There’s even a question as to whether Wyatt is the right opponent for Taker. He certainly doesn’t seem to be from a storyline point of view. The Dead Man’s natural opponent should be Lesnar, challenging for the title after The Beast destroyed the streak and sent him home in an ambulance. Instead Lesnar and the legacy of the streak is being fed to Roman Reigns – a pet project that at this point has struggled to come together – and Taker and Wyatt have been thrown together because they’re both a little bit strange. Really there’s no other reason for it. Rather than grow a rivalry organically with intriguing twists and turns, instead we get some lame, half-baked, flimflam about Bray being in possession of the urn.
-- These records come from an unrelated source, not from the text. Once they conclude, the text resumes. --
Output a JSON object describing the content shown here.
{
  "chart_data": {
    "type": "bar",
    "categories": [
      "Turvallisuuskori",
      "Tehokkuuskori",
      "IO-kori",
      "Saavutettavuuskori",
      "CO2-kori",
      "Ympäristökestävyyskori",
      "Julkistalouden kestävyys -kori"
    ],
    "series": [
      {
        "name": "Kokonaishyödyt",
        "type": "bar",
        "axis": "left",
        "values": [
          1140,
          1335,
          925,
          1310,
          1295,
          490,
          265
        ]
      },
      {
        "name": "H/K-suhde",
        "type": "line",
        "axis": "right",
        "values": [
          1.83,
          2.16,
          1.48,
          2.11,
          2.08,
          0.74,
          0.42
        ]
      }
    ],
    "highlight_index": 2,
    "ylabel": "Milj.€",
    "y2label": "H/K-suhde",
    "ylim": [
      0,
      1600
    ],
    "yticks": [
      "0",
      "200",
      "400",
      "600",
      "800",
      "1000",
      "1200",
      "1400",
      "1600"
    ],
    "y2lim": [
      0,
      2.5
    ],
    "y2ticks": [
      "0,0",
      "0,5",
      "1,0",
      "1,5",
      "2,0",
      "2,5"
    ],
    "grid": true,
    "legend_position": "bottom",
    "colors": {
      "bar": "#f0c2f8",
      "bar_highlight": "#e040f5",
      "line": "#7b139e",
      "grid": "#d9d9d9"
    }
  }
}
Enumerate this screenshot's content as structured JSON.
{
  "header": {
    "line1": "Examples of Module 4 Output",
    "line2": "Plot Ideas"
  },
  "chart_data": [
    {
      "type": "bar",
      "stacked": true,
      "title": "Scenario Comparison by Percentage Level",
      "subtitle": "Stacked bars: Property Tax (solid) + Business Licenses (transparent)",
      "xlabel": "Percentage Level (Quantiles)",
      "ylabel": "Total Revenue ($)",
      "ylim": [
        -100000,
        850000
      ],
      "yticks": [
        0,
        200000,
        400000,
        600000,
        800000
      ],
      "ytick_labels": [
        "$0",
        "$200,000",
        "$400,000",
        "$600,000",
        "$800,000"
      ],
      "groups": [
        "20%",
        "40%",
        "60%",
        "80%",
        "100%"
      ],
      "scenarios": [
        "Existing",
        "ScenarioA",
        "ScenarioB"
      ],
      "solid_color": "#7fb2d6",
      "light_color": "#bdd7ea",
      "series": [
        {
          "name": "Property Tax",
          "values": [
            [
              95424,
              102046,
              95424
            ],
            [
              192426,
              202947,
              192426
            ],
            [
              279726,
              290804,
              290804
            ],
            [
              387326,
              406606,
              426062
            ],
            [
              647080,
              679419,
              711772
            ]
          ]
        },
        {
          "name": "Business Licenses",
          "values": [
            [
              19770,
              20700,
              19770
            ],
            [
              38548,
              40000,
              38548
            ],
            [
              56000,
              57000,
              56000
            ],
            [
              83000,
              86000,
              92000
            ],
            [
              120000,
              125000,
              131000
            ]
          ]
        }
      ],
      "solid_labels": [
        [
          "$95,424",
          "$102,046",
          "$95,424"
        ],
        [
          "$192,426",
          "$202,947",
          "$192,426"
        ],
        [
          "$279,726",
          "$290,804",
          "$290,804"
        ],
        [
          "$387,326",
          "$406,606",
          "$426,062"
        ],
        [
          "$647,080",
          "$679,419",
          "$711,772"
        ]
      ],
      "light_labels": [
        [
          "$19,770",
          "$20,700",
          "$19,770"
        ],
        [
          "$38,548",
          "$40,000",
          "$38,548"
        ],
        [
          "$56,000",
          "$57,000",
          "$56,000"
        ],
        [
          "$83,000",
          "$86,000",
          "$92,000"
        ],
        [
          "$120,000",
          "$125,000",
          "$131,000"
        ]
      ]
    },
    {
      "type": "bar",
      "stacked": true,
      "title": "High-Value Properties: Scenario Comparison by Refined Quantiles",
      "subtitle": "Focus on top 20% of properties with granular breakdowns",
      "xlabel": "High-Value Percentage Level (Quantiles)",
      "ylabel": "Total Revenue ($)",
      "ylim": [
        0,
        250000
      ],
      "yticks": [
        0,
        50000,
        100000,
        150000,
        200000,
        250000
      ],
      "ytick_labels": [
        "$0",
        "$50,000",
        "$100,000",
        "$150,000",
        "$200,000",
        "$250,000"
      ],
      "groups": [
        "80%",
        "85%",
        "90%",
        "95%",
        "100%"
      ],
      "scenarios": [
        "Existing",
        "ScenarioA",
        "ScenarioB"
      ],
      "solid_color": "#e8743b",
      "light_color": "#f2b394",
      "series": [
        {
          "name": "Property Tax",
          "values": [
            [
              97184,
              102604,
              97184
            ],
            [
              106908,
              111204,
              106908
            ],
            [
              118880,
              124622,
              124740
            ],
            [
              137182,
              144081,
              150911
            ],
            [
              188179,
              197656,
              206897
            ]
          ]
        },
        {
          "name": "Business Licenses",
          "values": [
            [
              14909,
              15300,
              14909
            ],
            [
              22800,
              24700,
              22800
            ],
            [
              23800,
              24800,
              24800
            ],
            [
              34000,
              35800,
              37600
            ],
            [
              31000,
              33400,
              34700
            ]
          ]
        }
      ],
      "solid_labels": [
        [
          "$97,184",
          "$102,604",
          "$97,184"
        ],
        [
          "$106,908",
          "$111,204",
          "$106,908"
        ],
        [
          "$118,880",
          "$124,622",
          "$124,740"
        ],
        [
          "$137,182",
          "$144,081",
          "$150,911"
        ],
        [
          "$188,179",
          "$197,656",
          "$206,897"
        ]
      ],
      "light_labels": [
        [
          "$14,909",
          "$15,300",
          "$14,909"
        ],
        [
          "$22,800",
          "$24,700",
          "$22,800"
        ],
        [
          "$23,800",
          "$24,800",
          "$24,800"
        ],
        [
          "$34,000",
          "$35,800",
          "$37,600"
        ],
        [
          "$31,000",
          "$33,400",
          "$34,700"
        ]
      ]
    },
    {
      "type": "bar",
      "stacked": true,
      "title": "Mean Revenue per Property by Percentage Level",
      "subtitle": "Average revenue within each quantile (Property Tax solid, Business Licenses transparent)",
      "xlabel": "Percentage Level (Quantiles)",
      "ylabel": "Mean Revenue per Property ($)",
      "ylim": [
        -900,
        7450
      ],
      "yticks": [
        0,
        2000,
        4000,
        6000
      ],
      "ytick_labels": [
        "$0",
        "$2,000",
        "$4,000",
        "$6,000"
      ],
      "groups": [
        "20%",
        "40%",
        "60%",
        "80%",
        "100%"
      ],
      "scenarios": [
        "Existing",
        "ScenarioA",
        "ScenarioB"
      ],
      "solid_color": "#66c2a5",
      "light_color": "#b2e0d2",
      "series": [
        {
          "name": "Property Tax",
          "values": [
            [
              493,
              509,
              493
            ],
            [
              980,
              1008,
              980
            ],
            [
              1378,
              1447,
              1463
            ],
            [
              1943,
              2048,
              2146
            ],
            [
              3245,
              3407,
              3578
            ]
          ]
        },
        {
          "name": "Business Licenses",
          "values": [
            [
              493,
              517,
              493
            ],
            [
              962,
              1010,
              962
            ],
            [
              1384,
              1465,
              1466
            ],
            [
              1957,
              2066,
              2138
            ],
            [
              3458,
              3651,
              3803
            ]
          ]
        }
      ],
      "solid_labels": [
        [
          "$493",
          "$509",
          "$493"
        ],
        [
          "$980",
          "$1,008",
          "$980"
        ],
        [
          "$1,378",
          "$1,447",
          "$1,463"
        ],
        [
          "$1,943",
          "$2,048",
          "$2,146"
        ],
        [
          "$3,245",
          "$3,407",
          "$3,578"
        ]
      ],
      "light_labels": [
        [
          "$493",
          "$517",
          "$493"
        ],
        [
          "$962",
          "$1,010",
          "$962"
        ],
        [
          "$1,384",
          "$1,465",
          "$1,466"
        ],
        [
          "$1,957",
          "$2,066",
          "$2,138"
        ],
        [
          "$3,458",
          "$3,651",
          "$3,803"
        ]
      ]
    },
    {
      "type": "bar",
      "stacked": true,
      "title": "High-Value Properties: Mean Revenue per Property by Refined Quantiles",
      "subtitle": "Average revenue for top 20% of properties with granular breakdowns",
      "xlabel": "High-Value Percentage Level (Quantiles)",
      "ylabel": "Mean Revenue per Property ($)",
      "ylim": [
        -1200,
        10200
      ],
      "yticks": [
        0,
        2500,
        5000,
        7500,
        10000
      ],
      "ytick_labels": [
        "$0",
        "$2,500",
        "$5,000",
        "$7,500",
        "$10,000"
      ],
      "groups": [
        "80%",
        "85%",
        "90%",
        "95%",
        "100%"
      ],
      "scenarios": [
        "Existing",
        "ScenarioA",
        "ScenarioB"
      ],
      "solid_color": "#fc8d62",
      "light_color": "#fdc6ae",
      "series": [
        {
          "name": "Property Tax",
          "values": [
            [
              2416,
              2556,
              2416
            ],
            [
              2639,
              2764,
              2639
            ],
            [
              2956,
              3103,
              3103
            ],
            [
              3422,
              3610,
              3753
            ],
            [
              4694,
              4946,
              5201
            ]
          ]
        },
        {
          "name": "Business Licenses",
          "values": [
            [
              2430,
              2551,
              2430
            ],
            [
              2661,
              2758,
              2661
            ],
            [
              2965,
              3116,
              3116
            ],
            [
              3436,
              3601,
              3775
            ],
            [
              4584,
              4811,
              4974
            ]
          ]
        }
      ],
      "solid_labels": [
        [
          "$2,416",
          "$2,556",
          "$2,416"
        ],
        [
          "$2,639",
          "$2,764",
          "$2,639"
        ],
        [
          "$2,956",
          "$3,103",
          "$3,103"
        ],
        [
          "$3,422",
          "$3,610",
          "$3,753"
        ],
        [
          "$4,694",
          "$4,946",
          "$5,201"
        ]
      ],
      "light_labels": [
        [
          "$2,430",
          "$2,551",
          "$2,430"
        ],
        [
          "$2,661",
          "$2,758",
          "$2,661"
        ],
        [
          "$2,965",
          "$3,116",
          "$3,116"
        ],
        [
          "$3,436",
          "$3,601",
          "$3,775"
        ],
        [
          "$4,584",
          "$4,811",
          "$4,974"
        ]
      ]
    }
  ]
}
Truth is this has been bolted together with all the elegance of Herman Munster.
Of course the match itself will probably be fine. Maybe even better than that. Taker is wise enough to know and work around his limitations, while Bray is far more competent than the majority of Big Evil’s previous Mania adversaries. Still they’re not a natural fit stylistically, as both men are at their best when portrayed as unstoppable forces. With no one to bump like crazy for either man, the chances of this becoming an instant classic are pretty slim. It has the potential to be good. It is unlikely to be great.
And it’s a shame because even if the in-ring quality doesn’t set the world alight, a full blown Wyatt-Undertaker rivalry could be one for the ages if WWE had their ducks in a row. Alas with no compelling storyline reason, and no clear character direction, this feels like just another match. An afterthought. Disposable. With that in mind one can’t help but feel that both men deserve better. Especially The Undertaker.